Well, China has got to understand the new strategic reality that would result, which is very uncomfortable for them. If they didn’t like the air defense system, the anti-ballistic missile system that wept into Korea, they really won’t like all the other stuff that is going to follow, or that which will go into Japan. At what point do nuclear weapons have to go back into South Korea?

At what does Japan get truly offensive capabilities? What does Japan do about the nuclear issue? Does it gets its own nuclear program?

And this, I think, is what China has to really come to grips with, and then decide that once and for all they are going to dramatically tighten what goes in and out of Korea and that Russia does the same, and they all approve the UN Security Council resolutions that should, indeed, should do just that.

Obviously, this is just the opinion of the former CIA chief, but it does line up with the power over the DPRK ascribed to Beijing by the western media and the Trump regime. continuing this exaggeration on the flagship media shows like “This Week” only helps this narrative carry on inside the government even as China has been mostly compliant with the outrageous amount of US sanctions. Even former president Jimmy Carter disputed the idea of China having control over the DPRK in an interview over the weekend.

Related: Jimmy Carter Offers To Aid North Korea Negotiations

 

There was also a third CIA director to speak over the weekend, Pompeo’s predecessor John Brennan. Unlike Pompeo and Petraeus however, Brennan seemed to be seeking ideas to reinvigorate diplomatic negotiations.

John Brennan
Image: Flickr – CC – Obama White House

Speaking at Fordham University School of Law, Brennan told an audience that “I think the prospects for military conflict in the Korean peninsula are greater than they have been in several decades. I don’t think it’s likely or probable, but if it’s a one-in-four or one-in-five chance. That’s too high.”
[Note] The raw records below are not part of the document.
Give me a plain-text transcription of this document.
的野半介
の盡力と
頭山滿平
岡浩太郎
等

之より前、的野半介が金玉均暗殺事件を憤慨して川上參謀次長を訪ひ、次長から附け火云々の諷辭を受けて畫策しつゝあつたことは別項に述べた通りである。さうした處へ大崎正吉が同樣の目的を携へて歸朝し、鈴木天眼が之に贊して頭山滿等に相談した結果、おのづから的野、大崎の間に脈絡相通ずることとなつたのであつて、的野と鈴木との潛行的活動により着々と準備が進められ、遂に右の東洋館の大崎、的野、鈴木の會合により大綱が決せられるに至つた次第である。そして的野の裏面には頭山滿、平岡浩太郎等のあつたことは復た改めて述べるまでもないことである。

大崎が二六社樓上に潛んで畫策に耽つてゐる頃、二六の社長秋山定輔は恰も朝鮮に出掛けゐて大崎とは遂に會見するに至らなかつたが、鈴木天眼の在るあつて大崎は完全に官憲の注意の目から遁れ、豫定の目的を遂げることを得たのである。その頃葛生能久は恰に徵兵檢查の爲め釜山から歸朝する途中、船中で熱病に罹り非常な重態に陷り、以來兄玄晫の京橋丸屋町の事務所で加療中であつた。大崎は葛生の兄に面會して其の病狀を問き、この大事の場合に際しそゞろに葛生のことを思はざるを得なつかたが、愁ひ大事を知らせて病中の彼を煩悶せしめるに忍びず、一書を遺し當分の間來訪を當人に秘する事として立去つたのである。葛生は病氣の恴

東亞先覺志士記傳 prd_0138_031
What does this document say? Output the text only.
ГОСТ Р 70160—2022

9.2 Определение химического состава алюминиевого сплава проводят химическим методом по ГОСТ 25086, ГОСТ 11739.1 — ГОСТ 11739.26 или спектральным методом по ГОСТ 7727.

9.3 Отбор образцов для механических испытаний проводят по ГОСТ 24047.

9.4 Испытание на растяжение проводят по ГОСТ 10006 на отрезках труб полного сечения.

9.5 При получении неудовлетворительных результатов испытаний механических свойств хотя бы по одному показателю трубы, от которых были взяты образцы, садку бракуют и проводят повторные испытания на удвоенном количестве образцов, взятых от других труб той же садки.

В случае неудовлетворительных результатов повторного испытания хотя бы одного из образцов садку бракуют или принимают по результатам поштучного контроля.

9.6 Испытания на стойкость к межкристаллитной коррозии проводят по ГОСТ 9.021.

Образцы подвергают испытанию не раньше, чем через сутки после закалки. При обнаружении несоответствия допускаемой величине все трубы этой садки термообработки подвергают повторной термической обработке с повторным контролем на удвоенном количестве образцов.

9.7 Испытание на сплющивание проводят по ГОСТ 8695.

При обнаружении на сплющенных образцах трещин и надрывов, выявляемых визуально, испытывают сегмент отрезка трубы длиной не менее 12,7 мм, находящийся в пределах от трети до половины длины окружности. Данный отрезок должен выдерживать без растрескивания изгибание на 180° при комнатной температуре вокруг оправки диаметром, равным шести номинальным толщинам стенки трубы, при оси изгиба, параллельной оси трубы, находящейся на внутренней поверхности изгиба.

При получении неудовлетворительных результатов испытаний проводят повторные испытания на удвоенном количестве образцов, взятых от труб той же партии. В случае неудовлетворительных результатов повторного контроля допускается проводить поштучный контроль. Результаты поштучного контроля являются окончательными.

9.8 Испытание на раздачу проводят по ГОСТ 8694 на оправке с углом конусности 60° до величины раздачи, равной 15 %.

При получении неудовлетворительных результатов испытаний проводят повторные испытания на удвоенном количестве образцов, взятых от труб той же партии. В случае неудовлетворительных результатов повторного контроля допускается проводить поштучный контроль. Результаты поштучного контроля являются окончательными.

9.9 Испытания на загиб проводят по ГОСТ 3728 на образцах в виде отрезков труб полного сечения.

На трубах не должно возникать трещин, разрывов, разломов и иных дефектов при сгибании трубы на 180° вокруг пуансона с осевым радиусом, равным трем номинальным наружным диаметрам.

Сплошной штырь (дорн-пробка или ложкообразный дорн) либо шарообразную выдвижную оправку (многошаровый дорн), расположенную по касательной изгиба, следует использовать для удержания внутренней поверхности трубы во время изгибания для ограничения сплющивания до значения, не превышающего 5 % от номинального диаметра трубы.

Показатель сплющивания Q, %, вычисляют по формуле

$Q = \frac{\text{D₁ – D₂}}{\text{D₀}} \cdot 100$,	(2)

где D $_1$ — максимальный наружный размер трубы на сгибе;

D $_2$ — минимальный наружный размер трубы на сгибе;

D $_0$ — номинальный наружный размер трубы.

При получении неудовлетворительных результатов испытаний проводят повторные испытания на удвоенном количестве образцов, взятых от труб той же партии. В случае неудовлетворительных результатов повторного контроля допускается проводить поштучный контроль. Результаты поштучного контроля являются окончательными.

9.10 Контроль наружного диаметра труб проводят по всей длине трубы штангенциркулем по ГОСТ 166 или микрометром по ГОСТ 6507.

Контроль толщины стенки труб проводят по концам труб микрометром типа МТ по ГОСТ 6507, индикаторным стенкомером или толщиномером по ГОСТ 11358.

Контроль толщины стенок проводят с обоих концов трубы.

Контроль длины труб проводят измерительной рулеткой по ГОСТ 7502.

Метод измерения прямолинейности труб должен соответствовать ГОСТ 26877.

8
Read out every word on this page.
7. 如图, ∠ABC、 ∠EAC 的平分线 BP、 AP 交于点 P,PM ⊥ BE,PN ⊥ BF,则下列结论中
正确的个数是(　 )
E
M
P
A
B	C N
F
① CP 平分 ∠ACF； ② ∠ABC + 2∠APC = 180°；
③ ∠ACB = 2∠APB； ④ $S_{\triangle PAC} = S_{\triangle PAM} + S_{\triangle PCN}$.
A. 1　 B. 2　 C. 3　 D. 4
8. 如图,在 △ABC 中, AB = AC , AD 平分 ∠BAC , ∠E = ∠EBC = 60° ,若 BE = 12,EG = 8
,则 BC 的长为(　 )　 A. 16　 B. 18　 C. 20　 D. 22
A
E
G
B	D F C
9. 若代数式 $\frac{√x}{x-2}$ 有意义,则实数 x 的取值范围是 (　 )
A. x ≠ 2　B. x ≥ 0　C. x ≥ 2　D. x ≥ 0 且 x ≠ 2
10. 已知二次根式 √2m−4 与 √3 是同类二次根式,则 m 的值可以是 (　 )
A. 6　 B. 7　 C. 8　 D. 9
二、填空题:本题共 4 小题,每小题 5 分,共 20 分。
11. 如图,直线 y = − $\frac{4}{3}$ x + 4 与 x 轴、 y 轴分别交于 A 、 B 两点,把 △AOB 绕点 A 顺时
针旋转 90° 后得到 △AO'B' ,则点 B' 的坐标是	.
Related: Beating The Drum For A “Good” Nuclear War With North Korea

In Brennan’s opinion, the best route for the US to take with the DPRK now is back channel negotiations to “allow these two individuals to save face,” referring to US President Trump and leader of the DPRK Kim Jong Un. “Having this back-and-forth on the public stage is not the way to de-escalate,” he added.

So there you have it. Three CIA directors, three totally different stories on North Korea. One may be more right than the others on what the US should do next, but that isn’t really the lesson of all this. The lesson is that the CIA is incompetent (see: history) and so are the directors, regardless of if they are in office, or collecting paychecks from news networks as members of the notoriously clueless pundit class.